In January the Registrar of Lobbyists issued a report entitled “Lobbying in British Columbia: The Way Forward”. It is a report on consultations she initiated about, in her words, “whether the time has come for BC to adopt its own lobbyist code of conduct.” The Registrar says that she generally supported a code of conduct, although she also says that she conducted this consultation with an open mind. The report contains 13 recommendations. Taken together, these changes would represent a major reform – and a very significant change of direction – for BC’s Lobbyists Registration Act.
Now the question whether it is advisable to legislate a code of conduct for lobbyists in British Columbia is certainly worth discussing. I happen to have the view that we should not do this. When I introduced BC’s first lobbyist registration legislation in 2001 the policy objective was transparency. The goal of the Act was to help shine a light on an important way in which policy making happens by requiring lobbyists to make their activities known by disclosing them in a registry available for public viewing. It is one thing to enhance transparency by requiring lobbyists to register. It is quite another thing – and a much more intrusive exercise of state power - to enact laws which regulate the practice of lobbying.
My point here, however, is not to debate the merits of legislating lobbyist ethics. I have a different question. Where did Registrar Denham obtain the authority to conduct this consultation?
The registrar of lobbyists is a statutory office, created by an Act of the Legislative Assembly. It is not a self-help club, or political advocacy organization. The registrar’s powers are clearly set out in the Act.
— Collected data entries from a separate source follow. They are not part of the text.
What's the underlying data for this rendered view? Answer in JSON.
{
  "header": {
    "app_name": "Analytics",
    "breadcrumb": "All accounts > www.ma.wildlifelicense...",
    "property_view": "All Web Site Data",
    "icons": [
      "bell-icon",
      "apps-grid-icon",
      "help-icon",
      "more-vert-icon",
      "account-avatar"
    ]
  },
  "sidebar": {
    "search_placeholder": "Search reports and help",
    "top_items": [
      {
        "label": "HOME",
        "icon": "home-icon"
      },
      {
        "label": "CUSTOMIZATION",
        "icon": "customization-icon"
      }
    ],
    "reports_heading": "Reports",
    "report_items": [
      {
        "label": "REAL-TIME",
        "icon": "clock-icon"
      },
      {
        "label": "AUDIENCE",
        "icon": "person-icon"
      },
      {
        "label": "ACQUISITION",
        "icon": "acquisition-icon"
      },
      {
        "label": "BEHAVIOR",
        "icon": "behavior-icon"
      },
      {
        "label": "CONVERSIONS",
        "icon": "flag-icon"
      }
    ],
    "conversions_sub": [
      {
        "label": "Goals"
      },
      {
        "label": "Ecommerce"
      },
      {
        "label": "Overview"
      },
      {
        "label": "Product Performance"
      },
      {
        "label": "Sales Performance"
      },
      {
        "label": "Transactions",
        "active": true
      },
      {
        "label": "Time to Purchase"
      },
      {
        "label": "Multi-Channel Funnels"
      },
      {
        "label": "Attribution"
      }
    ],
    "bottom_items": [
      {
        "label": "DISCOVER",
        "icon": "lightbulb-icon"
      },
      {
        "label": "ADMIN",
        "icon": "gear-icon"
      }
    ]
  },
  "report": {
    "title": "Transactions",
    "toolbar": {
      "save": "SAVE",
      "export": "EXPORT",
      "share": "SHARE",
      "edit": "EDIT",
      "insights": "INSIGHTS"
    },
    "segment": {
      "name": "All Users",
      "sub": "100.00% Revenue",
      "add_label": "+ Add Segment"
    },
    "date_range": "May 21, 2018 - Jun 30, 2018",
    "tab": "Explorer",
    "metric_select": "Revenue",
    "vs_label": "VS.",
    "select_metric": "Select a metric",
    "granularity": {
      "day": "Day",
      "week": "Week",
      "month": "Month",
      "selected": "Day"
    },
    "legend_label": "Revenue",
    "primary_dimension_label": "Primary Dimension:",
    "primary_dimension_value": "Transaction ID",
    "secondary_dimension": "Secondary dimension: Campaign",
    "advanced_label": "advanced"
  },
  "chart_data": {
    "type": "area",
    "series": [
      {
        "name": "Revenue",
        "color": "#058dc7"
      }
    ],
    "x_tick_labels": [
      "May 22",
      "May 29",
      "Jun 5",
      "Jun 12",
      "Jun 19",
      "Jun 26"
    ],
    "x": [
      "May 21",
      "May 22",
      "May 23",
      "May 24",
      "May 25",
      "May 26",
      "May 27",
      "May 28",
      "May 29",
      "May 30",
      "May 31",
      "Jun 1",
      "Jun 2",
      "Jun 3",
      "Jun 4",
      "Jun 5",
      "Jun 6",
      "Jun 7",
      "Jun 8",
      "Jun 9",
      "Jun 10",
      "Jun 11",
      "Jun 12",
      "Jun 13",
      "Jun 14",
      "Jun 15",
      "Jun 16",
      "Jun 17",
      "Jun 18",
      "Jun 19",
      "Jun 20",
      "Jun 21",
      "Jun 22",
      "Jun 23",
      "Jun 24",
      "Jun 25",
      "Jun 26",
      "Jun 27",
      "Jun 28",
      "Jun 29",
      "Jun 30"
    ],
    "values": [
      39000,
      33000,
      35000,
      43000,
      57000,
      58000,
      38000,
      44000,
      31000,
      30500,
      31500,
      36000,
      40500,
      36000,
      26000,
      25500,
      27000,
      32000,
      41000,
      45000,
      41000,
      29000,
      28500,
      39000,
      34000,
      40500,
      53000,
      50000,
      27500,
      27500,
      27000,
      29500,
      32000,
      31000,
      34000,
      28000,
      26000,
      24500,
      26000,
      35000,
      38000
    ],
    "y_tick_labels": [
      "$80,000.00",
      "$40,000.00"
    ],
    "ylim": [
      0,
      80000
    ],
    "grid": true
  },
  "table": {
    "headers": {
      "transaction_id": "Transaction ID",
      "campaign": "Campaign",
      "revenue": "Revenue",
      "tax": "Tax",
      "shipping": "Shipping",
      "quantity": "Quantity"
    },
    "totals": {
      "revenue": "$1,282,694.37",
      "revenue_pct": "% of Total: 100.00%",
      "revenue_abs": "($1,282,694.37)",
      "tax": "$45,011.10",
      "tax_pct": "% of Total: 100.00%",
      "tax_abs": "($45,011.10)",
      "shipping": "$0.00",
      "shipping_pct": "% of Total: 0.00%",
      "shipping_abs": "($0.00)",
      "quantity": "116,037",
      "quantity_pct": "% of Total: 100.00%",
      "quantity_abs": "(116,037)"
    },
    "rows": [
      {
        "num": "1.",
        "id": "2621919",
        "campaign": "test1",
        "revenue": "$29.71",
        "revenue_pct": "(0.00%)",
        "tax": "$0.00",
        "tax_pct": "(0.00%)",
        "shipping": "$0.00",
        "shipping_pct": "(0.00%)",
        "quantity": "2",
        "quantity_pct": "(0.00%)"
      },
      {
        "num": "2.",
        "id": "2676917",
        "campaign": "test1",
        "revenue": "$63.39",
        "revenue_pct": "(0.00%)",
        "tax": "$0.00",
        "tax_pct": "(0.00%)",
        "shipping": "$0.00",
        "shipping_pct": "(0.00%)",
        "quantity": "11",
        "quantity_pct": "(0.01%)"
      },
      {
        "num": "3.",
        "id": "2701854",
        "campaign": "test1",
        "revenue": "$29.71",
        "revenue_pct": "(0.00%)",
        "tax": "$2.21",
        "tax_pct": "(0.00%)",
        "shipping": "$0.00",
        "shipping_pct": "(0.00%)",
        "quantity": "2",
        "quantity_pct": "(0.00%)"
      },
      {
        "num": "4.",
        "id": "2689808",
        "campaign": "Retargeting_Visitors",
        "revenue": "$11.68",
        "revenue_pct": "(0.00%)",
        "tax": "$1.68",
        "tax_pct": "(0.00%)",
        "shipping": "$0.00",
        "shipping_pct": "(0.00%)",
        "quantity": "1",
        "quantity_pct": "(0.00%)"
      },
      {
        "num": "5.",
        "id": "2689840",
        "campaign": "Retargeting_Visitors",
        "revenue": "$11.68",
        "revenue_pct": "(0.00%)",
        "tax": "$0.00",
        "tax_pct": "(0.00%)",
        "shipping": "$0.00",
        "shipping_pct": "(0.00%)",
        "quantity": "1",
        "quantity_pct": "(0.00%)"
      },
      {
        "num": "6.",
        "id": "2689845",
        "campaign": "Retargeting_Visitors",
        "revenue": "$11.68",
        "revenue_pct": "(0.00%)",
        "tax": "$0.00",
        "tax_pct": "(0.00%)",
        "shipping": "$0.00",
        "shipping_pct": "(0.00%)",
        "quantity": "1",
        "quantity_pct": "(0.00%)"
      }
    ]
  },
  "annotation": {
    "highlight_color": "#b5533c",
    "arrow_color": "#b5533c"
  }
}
Here, in summary, is what they are:
1. To establish and maintain a registry in which a record of all returns and other documents submitted under the Act are to be kept.
2. To verify the information contained in returns filed under the Act.
3. To reject returns that do not comply with the Act.
4. To undertake investigations and inquiries into compliance with the Act and, in appropriate cases, impose administrative penalties on those who are not in compliance.
Lastly, the registrar is given the authority to “develop and conduct public education and information designed to promote awareness and understanding of this Act.”
Please note that the “education and information” authority is carefully and clearly written; it is to promote awareness and understanding of this Act. It is not to advocate (I was going to say lobby) for changes to it. Nothing in the Act gives the registrar the power or authority to discuss or consider, let alone advocate for, changes that would represent a significant departure from the policy intention of the existing Act.
One of the water cooler complaints commonly made about bureaucracies is that they are self-enlarging. It’s a harsh criticism, but there’s a grain of truth in it. Give a public official a job to do and all too often they will find a way to start agitating to make their job bigger. In other contexts it’s called “mandate creep.” It’s one of the ways government relentlessly grows over time.
Put simply, the job of the registrar of lobbyists is to administer the Act she has been given, not to try to change it. The registrar is not a policy maker. I realize this is probably a desperately unpopular view. It’s certainly not a personal criticism; Registrar Denham is a thoughtful, informed, and highly articulate commentator on lobbying regulation. I certainly would have no complaint if she decided to advocate for changes to lobbying law on her own time. But it’s not in her job description. It’s not what she’s paid to do.
This is far from just a technical complaint. It reflects a more profound concern about the role and responsibility of public officials. It also reflects my view that it’s actually supposed to be legislators, not officers of the Legislature, who decide whether, how and when to make and change our laws. I’m not saying we should never empower public officials to advocate for law reform. But when it’s not in their job description, it’s none of their business.
And there’s one more thing. The Registrar has coercive powers. She can deprive people of their right to earn a living. I don’t take these powers lightly and neither should you. So. What if I were to make it very clear that I disagree with Registrar Denham’s views about whether BC should legislate a code of conduct for lobbyists? And then let’s say someone decides to file a complaint against me as an occasional lobbyist for failing to comply with the Act. Should I have confidence that the Registrar will dispose of that complaint fairly and impartially, or should I be worried about our public disagreement on lobbyist regulation? There’s a reason why judges are not permitted to undertake – of their own volition – wide-ranging public consultations on the state of the law. We expect them to be independent and neutral, to apply the law, rather than to make it. Doesn’t that same principle apply here, too?